The regimen must have been effective, as Champion earned three Junior Olympian All-American honors and played for the U.S. National Junior Team. After foregoing a chance to play for her hometown team, Stanford, Champion has excelled at the collegiate level at Princeton. This season, the No. 16 Tigers will lean on Champion more than ever: With 42 goals last season, she is the team’s leading returning scorer.
Champion initially hated playing water polo. She and her three older sisters, who grew up in Hawaii and California, began as swimmers. As water polo exploded in popularity during the early ’90s, Champion and her sisters started playing with the Stanford Water Polo Club. Champion’s parents had to offer incentives, mainly in the form of candy and other treats, to entice their daughter to continue with the sport.
“My parents had to bribe us to go to practice,” Champion recalled. “It’s funny, because I grew to love it.”
Champion spent the summer of 2006 in Europe with the U.S. National Junior Team, allowing her to transition smoothly into collegiate water polo. As a freshman, Champion netted 35 goals in an offense that relied heavily on top scorers Elyse Colgan ’07 and Karina Reyner ’07. Despite her youth, Champion was the Tigers’ fourth-leading scorer and trailed only Colgan’s 73 goals scored among the team’s utilities.
Head coach Luis Nicolao was impressed with Champion from the start.
“Phoebe is a talented athlete [who] has been driven to do the best she can from the day she walked on campus,” Nicolao said.
For Champion, however, playing well as an individual has never hindered the Tigers’ collective goals. Indeed, Nicolao stressed her commitment to teamwork.
“She is a leader in and out of the water,” Nicolao said. “She is always trying to provide motivation for her teammates.”
Champion echoed this assessment of herself.
“I try to be a good role model,” Champion said. “I try to be pretty vocal in the water … because the more communication the better in water polo. I just try to be a good teammate.”

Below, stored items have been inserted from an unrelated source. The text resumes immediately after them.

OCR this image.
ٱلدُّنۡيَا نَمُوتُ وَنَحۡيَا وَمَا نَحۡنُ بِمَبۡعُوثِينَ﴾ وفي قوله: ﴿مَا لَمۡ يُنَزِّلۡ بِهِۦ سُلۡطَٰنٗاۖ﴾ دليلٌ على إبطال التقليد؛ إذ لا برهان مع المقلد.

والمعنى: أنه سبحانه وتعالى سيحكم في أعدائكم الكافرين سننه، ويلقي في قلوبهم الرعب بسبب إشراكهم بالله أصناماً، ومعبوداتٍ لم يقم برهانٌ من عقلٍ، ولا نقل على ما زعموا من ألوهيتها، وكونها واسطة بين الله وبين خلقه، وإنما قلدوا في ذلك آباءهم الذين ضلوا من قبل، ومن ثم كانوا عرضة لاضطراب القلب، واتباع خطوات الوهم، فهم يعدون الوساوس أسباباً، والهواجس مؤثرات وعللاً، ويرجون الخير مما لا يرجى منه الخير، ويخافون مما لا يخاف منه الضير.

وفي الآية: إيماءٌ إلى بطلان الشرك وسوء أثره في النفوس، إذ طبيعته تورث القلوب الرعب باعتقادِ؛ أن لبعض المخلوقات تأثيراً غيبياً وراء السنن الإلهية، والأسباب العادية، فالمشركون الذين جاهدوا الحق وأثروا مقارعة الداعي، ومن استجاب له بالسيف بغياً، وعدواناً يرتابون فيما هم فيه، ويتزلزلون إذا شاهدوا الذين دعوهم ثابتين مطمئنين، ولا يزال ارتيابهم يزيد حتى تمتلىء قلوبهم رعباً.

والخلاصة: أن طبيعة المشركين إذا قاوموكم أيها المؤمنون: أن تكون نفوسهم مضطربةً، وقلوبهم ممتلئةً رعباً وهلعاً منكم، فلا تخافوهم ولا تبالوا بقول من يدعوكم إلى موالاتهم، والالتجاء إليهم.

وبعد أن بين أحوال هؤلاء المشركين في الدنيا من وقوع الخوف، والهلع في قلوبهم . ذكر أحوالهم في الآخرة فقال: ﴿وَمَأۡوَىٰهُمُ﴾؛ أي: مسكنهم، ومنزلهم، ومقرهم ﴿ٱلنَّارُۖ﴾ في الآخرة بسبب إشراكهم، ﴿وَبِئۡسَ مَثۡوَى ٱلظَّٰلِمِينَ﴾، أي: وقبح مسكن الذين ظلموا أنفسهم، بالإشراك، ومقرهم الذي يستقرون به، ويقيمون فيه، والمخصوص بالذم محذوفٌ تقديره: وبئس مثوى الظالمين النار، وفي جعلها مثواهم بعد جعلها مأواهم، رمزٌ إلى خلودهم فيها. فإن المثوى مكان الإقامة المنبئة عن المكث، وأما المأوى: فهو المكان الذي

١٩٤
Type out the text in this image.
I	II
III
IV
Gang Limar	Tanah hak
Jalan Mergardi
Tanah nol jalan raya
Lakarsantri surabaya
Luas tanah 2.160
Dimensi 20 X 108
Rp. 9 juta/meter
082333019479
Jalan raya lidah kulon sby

After another stint with the national junior team in 2007, Champion spent her sophomore season as one of the centerpieces of a more balanced offense. Last season, no Tiger scored more than 50 goals. Eight players tallied more than 20 goals, however, and Champion was second on the team with 42.
Older and wiser, Champion explained that she had to adjust to the East Coast’s scrappier style of play and the increased number of cheap shots during her first season.

“I’ve gotten a little bit craftier,” Champion said.
Her newfound guile clearly paid off. Champion’s outstanding season earned her first-team All-Southern and All-Eastern accolades, and she was also named an Honorable Mention All-America. As a team, Princeton also succeeded, winning the Southern title in a 10-9 overtime nailbiter against Bucknell in which Champion scored two key goals.
Champion has clearly followed the family tradition of excellence in water sports, but the influence of her older sisters doesn’t end there. Because of a report on animal cruelty that one of her sisters gave, Champion became a vegetarian in the first grade and recently became a full vegan.
“I got a lot more health-conscious, not just in terms of animal rights but also just for my body,” Champion said.
The change makes Champion one of a small but significant number of athletes on campus who are either vegetarian or vegan. The change wasn’t easy, Champion said, citing her love of cookies and ice cream as an obstacle she had to overcome along the way.
Though the competition will likely be a lot tighter at both the Southern and Eastern levels this season, Champion laid out some ambitious goals for the Tigers.
“We’d love to defend our Southern title and at least get to the Eastern Championship game, if not win it,” Champion said.
In the beginning, candy was the key to getting Champion to embrace water polo. Later, a boatload of bagels kept her going through grueling practices. Now, however, Champion mainly feasts on the oppositions’ defenses.